Massively multilingual pronunciation mining

Geek Repo:Geek Repo

Github PK Tool:Github PK Tool

Some language codes not recognized by iso639.Language.match()

sonofthomp opened this issue · comments

Running codes.py yielded the following error:

(base) gabrielthompson@Gabriels-MBP-2 lib % python codes.py 
codes.py WARNING: WikiPron resolves the key 'ain' to 'Ainu (Japan)' listed as 'Ainu' on Wiktionary
codes.py WARNING: WikiPron resolves the key 'rup' to 'Macedo-Romanian' listed as 'Aromanian' on Wiktionary
codes.py WARNING: WikiPron resolves the key 'bjb' to 'Banggarla' listed as 'Barngarla' on Wiktionary
Traceback (most recent call last):
  File "/Users/gabrielthompson/Desktop/Coding/research/wikipron3/data/scrape/lib/codes.py", line 215, in <module>
    main()
  File "/Users/gabrielthompson/Desktop/Coding/research/wikipron3/data/scrape/lib/codes.py", line 177, in main
    iso639_lang = iso639.Language.match(wiktionary_code)
  File "/Users/gabrielthompson/anaconda3/lib/python3.10/site-packages/iso639/language.py", line 120, in match
    return _get_language(user_input, query_order)
  File "/Users/gabrielthompson/anaconda3/lib/python3.10/site-packages/iso639/language.py", line 189, in _get_language
    raise LanguageNotFoundError(
iso639.language.LanguageNotFoundError: 'gmw-cfr' isn't an ISO language code or name

For whatever reason, the iso639 module isn't recognizing some of the language codes from the wiktionary API. Someone should look into why this is, or maybe omit languages that don't have valid language codes.

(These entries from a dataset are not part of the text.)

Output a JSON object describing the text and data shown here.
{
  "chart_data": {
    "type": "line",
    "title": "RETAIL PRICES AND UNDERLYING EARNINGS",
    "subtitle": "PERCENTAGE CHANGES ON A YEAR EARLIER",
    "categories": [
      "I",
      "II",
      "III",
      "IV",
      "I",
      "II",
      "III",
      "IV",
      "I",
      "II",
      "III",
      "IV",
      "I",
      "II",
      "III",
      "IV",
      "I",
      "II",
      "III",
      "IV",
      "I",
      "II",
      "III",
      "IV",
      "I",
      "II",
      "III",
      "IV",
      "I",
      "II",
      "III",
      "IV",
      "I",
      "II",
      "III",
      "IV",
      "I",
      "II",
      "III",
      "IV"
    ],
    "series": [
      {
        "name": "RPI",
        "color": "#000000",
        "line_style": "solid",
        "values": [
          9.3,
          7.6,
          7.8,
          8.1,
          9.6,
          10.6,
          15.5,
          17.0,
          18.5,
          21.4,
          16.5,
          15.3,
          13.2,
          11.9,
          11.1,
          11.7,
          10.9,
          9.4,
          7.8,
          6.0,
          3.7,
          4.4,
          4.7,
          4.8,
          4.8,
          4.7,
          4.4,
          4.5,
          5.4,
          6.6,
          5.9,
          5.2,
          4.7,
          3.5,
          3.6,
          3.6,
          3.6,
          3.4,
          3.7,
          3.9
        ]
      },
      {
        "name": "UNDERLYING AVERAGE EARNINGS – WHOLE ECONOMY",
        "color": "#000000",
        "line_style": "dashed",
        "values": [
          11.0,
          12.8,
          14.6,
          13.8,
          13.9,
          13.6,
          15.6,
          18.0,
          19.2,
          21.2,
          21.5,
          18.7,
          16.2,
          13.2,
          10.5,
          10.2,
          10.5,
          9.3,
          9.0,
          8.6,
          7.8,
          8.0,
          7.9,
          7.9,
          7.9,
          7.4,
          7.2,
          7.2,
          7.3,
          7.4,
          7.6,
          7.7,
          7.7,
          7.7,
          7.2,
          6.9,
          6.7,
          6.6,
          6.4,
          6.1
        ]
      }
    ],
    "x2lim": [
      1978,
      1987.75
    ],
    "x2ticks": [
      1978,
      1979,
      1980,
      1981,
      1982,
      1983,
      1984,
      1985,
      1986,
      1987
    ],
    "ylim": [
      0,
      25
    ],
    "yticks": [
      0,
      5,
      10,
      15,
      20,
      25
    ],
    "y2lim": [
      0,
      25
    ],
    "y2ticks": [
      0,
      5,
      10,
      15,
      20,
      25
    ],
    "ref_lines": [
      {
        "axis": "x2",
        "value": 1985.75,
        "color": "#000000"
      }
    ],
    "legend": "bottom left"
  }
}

I hadn't seen that fatal exception before. I think we should probably catch it and convert it to a warning. What do you think?

Giving a warning sounds like a good idea. In place of iso639_lang = iso639.Language.match(wiktionary_code), I'm thinking something like:

try:
    iso639_lang = iso639.Language.match(wiktionary_code)
except iso639.language.LanguageNotFoundError:
    logging.warning(
        "Could not find language with code %s", wiktionary_code
    )

... so that in the case of gmw-cfr, the following is outputted:

codes.py WARNING: Could not find language with code gmw-cfr

codes.py WARNING: Could not find language with code gmw-cfr

This proposal LGTM.

Closed in #499, I believe.